LES ÉGARÉS (roman) 7

 

EXTRAIT

"Les journées d’escalade. Ce besoin de sentir la solidité de la roche, comme les murs de la chambre d’hôpital contre lesquels il s’était appuyé, cette masse indestructible sous ses mains, comme si le vide ne pouvait plus le saisir, s’accrocher de toutes ses forces, résister à la pesanteur, cette chute effroyable vers les noirceurs insondables, repousser les faiblesses, dépasser les limites, ne jamais s’avouer vaincu, aller au bout de l’effort, approcher du noyau d’énergie qui rayonne dans les fibres, sentir palpiter la vie comme un cœur d’étoile, un clignotement infime mais constant, inaltérable, éternel. Se détruire pour vivre. Et entrer en communion avec l’infini. Ses sorties en vélo. Cent kilomètres, cent cinquante, deux cents. Trois cent soixante-quinze. C’était son record. Une journée entière à rouler. Il était parti sans savoir où il allait, direction plein nord, le bonheur de rouler, juste engranger des kilomètres, découvrir des paysages puis la fatigue qui s’installe, plonger en soi et voyager à l’intérieur, le ronronnement mécanique du dérailleur, la mélodie des respirations, l’euphorie de la vitesse, cette déraison qui le poussait à écraser les pédales, cette folie joyeuse qui consumait les forces, ce courant étrange qu’il sentait dans son corps, cette détermination irréfléchie, juste le besoin inexpliqué de plonger au cœur de ses entrailles, d’en extraire les éléments nutritifs, de les exploiter, jusqu’à la moelle, que chaque particule soit associée à cette découverte des horizons intimes, être en soi comme un aventurier infatigable, un guerrier indomptable, passionné, amoureux, émerveillé, ne jamais ralentir, ne jamais relâcher son étreinte, enlacer ses forces comme un amant respectueux, les honorer, les bénir et sentir le bonheur de la vie, une vie qui lutte, qui se bat, qui s’élève, cette certitude que cette vie ne pouvait pas s’éteindre, la sienne certainement, mais pas la vie, pas ce souffle qui circulait en lui.

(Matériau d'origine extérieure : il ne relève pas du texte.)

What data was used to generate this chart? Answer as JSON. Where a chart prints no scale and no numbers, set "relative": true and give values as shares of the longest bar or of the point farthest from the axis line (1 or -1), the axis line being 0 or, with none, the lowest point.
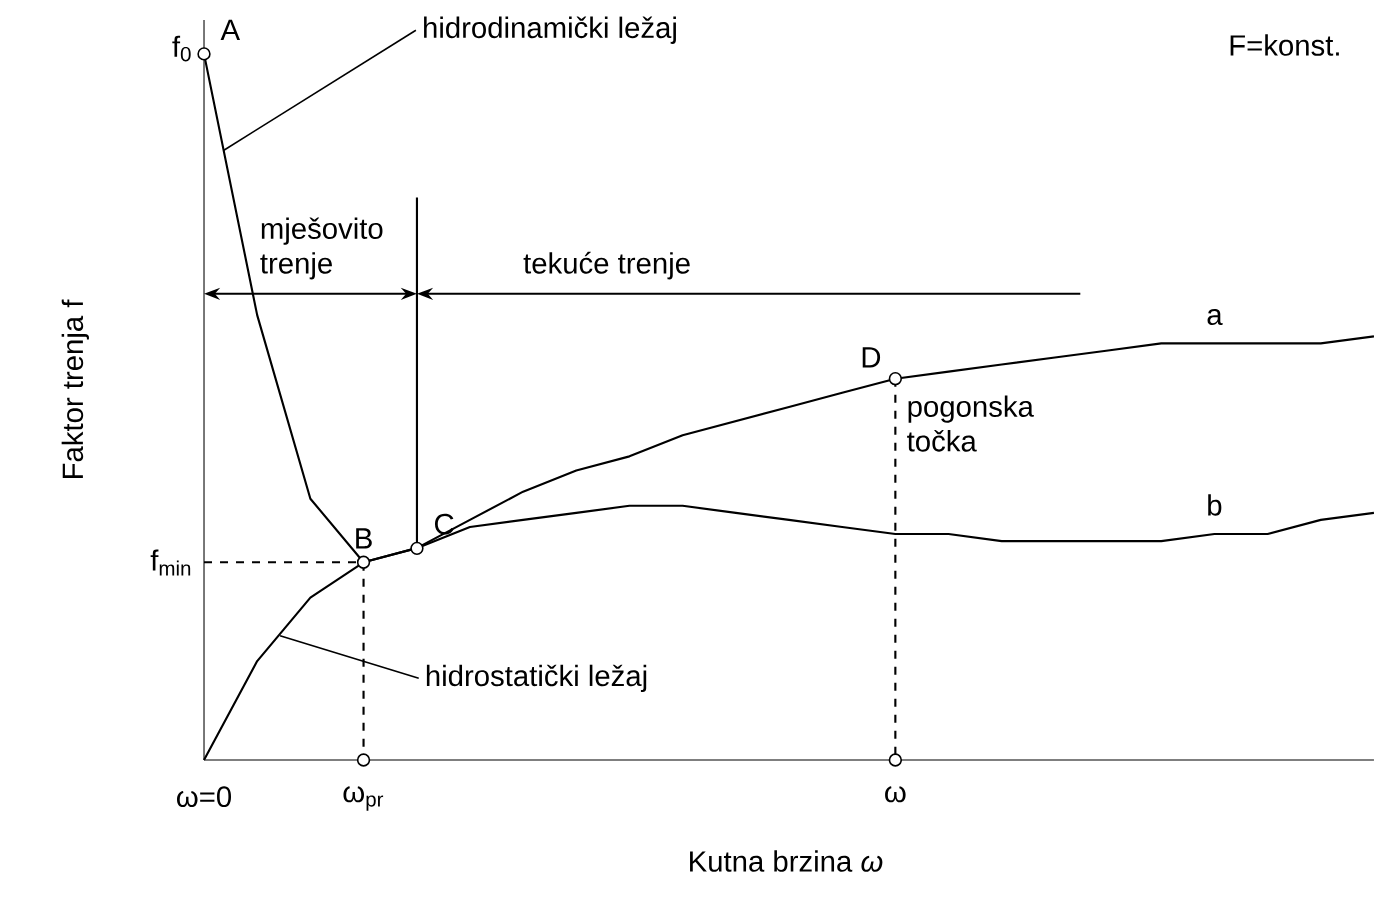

Il n’était pas en vie. La vie était en lui. Il n’était qu’un convoyeur. Juste une enveloppe. Elle se servait de lui et il la remerciait infiniment de l’avoir choisi. Cette occupation n’était qu’épisodique mais il aurait eu cette chance. Il se devait d’en profiter. Cette palpitation le quitterait un jour, elle irait voir ailleurs, l’enveloppe  deviendra poussière et la vie investira une autre capsule, un autre fourreau, un écrin juvénile.

L’épuisement le guidait infailliblement vers le cœur lumineux de la vie retranchée, il finissait par ne plus entendre les voitures, ni les rumeurs des villages traversés, par ne plus percevoir les paysages, il ne restait que des formes innommées, le parfum âcre de sa sueur, l’oxygène capturé inondant les abîmes affamés et le sourire délicat de son âme extasiée, la plénitude infinie de la vie en lui.

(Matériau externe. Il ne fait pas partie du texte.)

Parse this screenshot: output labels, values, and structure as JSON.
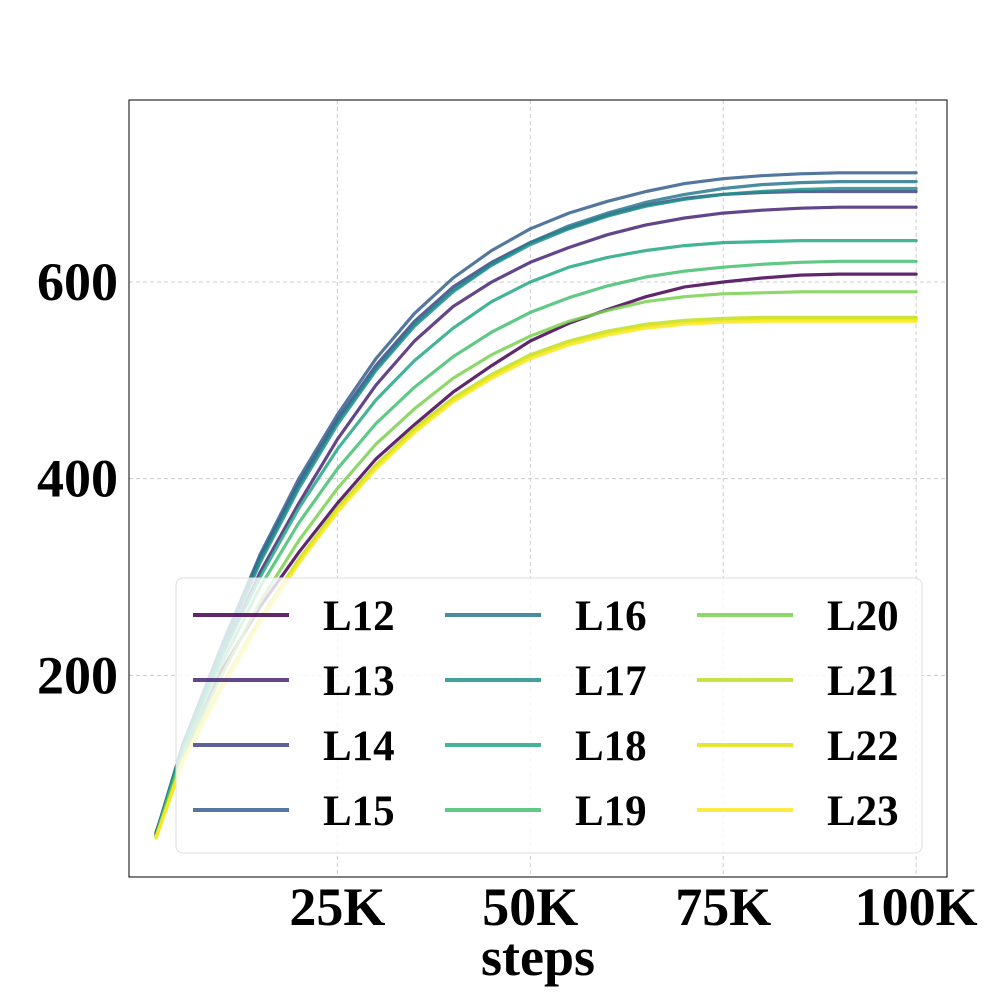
{
  "chart_data": {
    "type": "line",
    "title": "",
    "xlabel": "steps",
    "ylabel": "",
    "xlim": [
      -2000,
      104000
    ],
    "ylim": [
      -5,
      785
    ],
    "xticks": [
      {
        "value": 25000,
        "label": "25K"
      },
      {
        "value": 50000,
        "label": "50K"
      },
      {
        "value": 75000,
        "label": "75K"
      },
      {
        "value": 100000,
        "label": "100K"
      }
    ],
    "yticks": [
      {
        "value": 200,
        "label": "200"
      },
      {
        "value": 400,
        "label": "400"
      },
      {
        "value": 600,
        "label": "600"
      }
    ],
    "grid": true,
    "legend": {
      "location": "lower-right",
      "columns": 3
    },
    "x": [
      5000,
      10000,
      15000,
      20000,
      25000,
      30000,
      35000,
      40000,
      45000,
      50000,
      55000,
      60000,
      65000,
      70000,
      75000,
      80000,
      85000,
      90000,
      95000,
      100000
    ],
    "series": [
      {
        "name": "L12",
        "color": "#440154",
        "values": [
          120,
          205,
          270,
          325,
          375,
          420,
          455,
          488,
          515,
          540,
          558,
          572,
          585,
          595,
          600,
          604,
          607,
          608,
          608,
          608
        ]
      },
      {
        "name": "L13",
        "color": "#482475",
        "values": [
          125,
          220,
          305,
          375,
          440,
          495,
          540,
          575,
          600,
          620,
          635,
          648,
          658,
          665,
          670,
          673,
          675,
          676,
          676,
          676
        ]
      },
      {
        "name": "L14",
        "color": "#414487",
        "values": [
          130,
          228,
          320,
          395,
          460,
          515,
          560,
          595,
          620,
          640,
          655,
          668,
          678,
          685,
          689,
          691,
          692,
          692,
          692,
          692
        ]
      },
      {
        "name": "L15",
        "color": "#355f8d",
        "values": [
          130,
          230,
          323,
          400,
          465,
          522,
          568,
          604,
          632,
          654,
          670,
          682,
          692,
          700,
          705,
          708,
          710,
          711,
          711,
          711
        ]
      },
      {
        "name": "L16",
        "color": "#2a788e",
        "values": [
          128,
          228,
          318,
          393,
          458,
          512,
          557,
          592,
          618,
          640,
          657,
          670,
          681,
          689,
          695,
          699,
          701,
          702,
          702,
          702
        ]
      },
      {
        "name": "L17",
        "color": "#21918c",
        "values": [
          127,
          226,
          315,
          390,
          455,
          510,
          555,
          590,
          617,
          638,
          654,
          667,
          677,
          684,
          689,
          692,
          694,
          695,
          695,
          695
        ]
      },
      {
        "name": "L18",
        "color": "#22a884",
        "values": [
          125,
          220,
          300,
          370,
          430,
          480,
          520,
          553,
          580,
          600,
          615,
          625,
          632,
          637,
          640,
          641,
          642,
          642,
          642,
          642
        ]
      },
      {
        "name": "L19",
        "color": "#44bf70",
        "values": [
          122,
          212,
          290,
          355,
          410,
          456,
          493,
          524,
          549,
          569,
          584,
          596,
          605,
          611,
          615,
          618,
          620,
          621,
          621,
          621
        ]
      },
      {
        "name": "L20",
        "color": "#7ad151",
        "values": [
          118,
          200,
          275,
          337,
          390,
          435,
          471,
          502,
          526,
          545,
          560,
          571,
          580,
          585,
          588,
          589,
          590,
          590,
          590,
          590
        ]
      },
      {
        "name": "L21",
        "color": "#bddf26",
        "values": [
          114,
          190,
          258,
          318,
          370,
          414,
          451,
          482,
          506,
          526,
          540,
          550,
          557,
          561,
          563,
          564,
          564,
          564,
          564,
          564
        ]
      },
      {
        "name": "L22",
        "color": "#dde318",
        "values": [
          113,
          188,
          256,
          316,
          368,
          412,
          449,
          480,
          504,
          524,
          538,
          548,
          555,
          559,
          561,
          562,
          562,
          562,
          562,
          562
        ]
      },
      {
        "name": "L23",
        "color": "#fde725",
        "values": [
          112,
          186,
          254,
          314,
          366,
          410,
          447,
          478,
          502,
          522,
          536,
          546,
          553,
          557,
          559,
          560,
          560,
          560,
          560,
          560
        ]
      }
    ]
  }
}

Les derniers kilomètres. Il avait pleuré de bonheur, vidé de tout, les yeux fixant le goudron qui défilait, les muscles liquéfiés, incapable de savoir ce qui permettait encore aux jambes de tourner, vidé de tout, coupé de sa raison, un mental éteint, une absence corporelle, un état de grâce, l’impression d’être ailleurs, hors de ce corps épuisé, une légèreté sans nom sous la pesanteur immense de la fatigue souveraine, un néant de pensées, juste ce sentiment indéfinissable de la vie magnifiée.

Cette vision étrange d’un cycliste déambulant sur la Terre, il était dans les cieux, un regard plongeant, une élévation inexplicable, dans la dimension des oiseaux, les arabesques des routes jusqu’au bout de l’horizon, les champs, les collines, quelques maisons, et ce garçon écrasant les pédales, ce sourire énigmatique, béatitude de l’épuisement, cet amour immense, cette étreinte spirituelle, il était dans les cieux, une échappée verticale. Comme emporté par les ailes d’un ange."

 

Commentaires

  • Thierry
    • 1. Thierry Le 31/08/2011
    Hello Max! En effet il en reste encore sur amazon mais je ne sais pas pendant combien de temps...;(
    Oui ce "rien" me fascine et plus je vais en montagne, plus je fais du vélo et plus cet espace se révèle. Fascinant.

    Il semblerait que demain je doive effectivement reprendre le chemin des écoliers...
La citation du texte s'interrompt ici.